Esse número representa uma cobertura de 22,7% dos domicílios brasileiros no ano, inferior aos 23,6% registrados em 2024, mas superior aos 17,9% observados em 2019, último ano antes da pandemia de covid-19. O crescimento entre 2019 e 2025 equivale a uma inclusão de 5,5 milhões de famílias atingidas por programas sociais em seis anos.
A Pnad considerou ajuda financeira proveniente de programas federais como o Bolsa Família e o Benefício de Prestação Continuada (BPC), este pago mensalmente no valor de um salário mínimo a idosos com 65 anos ou mais e pessoas com deficiência. Também foram incluídas assistências de estados e municípios.
O estudo indica que no período da pandemia, em 2020, o número de domicílios auxiliados chegou a 22,2 milhões, alcançando 31,4% das famílias. Nos anos subsequentes, houve uma redução, porém mantendo patamares superiores ao que era verificado antes da pandemia.
Segundo o analista do IBGE Gustavo Geaquinto Fontes, a diminuição da parcela de famílias beneficiárias em 2025 está associada ao mercado de trabalho mais aquecido e ao menor desemprego, um índice que atingiu o menor nível registrado na série histórica do IBGE, iniciada em 2012.
O rendimento médio dos programas sociais em 2025 foi de R$ 870, praticamente estável em relação a 2024 (R$ 875) e 71,3% superior ao valor de 2019 (R$ 508), já descontada a inflação.
O IBGE destaca que, a partir de 2020, devido à pandemia, houve ampliação da abrangência dos programas sociais, principalmente do Bolsa Família, que na gestão anterior recebeu denominações como Auxílio Emergencial e Auxílio Brasil, com o valor mínimo do benefício fixado em R$ 600 até hoje.
A pesquisa mostra que os programas sociais focam em famílias com renda menor, incluindo rendimentos de trabalho, aposentadorias, pensões e seguro-desemprego. Em 2025, o rendimento médio mensal por pessoa nos lares beneficiados era de R$ 886, menos de um terço do rendimento nos domicílios não assistidos (R$ 2.787).

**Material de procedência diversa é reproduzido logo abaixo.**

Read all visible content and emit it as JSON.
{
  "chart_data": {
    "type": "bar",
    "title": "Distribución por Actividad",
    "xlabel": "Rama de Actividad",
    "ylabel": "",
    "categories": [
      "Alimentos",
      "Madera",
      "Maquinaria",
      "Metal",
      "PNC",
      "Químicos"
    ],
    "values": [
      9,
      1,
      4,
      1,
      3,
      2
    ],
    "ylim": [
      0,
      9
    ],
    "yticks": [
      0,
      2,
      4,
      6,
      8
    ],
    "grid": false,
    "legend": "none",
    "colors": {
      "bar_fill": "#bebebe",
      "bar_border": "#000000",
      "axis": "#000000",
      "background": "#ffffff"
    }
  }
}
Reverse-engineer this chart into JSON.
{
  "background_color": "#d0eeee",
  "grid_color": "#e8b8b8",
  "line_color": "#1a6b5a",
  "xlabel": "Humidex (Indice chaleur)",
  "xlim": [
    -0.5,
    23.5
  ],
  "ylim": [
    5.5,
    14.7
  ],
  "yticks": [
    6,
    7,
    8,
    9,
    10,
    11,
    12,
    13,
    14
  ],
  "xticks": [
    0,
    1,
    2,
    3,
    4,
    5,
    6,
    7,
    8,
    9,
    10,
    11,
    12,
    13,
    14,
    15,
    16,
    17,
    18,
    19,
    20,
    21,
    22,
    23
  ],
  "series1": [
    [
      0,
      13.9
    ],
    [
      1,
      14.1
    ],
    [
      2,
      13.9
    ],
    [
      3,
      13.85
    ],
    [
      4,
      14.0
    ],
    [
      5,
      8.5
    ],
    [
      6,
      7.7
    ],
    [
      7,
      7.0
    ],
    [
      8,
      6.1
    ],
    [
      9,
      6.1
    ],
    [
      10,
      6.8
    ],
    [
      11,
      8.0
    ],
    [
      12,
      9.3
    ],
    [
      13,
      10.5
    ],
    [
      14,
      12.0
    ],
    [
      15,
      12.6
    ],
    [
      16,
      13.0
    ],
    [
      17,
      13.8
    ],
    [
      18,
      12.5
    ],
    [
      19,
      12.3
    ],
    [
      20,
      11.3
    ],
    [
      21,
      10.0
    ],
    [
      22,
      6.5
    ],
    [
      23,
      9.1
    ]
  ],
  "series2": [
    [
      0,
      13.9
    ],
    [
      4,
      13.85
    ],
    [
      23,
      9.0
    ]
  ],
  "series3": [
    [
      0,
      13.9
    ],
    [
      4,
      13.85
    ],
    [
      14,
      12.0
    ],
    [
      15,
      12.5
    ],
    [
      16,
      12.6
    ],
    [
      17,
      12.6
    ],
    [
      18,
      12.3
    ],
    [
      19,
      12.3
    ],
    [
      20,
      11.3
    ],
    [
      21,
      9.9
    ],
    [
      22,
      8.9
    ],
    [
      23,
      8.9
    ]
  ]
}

O Bolsa Família é o programa com maior cobertura, presente em 17,2% dos domicílios, equivalendo a 13,6 milhões de casas. O critério inicial para o benefício é uma renda familiar mensal de até R$ 218 por pessoa. O valor base do benefício é de R$ 600, podendo aumentar em situações que envolvam crianças ou gestantes.
O segundo programa mais comum é o BPC, atingindo 5,3% dos lares, enquanto outros programas estaduais e municipais atendem 2,4% das famílias.
A distribuição regional dos benefícios reflete desigualdades econômicas: no Nordeste, 39,8% das famílias recebem auxílio social, representando quase quatro em cada dez; no Norte, 38,8%. Já nas regiões Sul (10,8%), Sudeste (14,8%) e Centro-Oeste (17%), a proporção é menor.
Estados do Norte e Nordeste apresentam quase metade dos domicílios abrangidos pelo Bolsa Família, enquanto São Paulo e a região Sul possuem as menores proporções de beneficiários.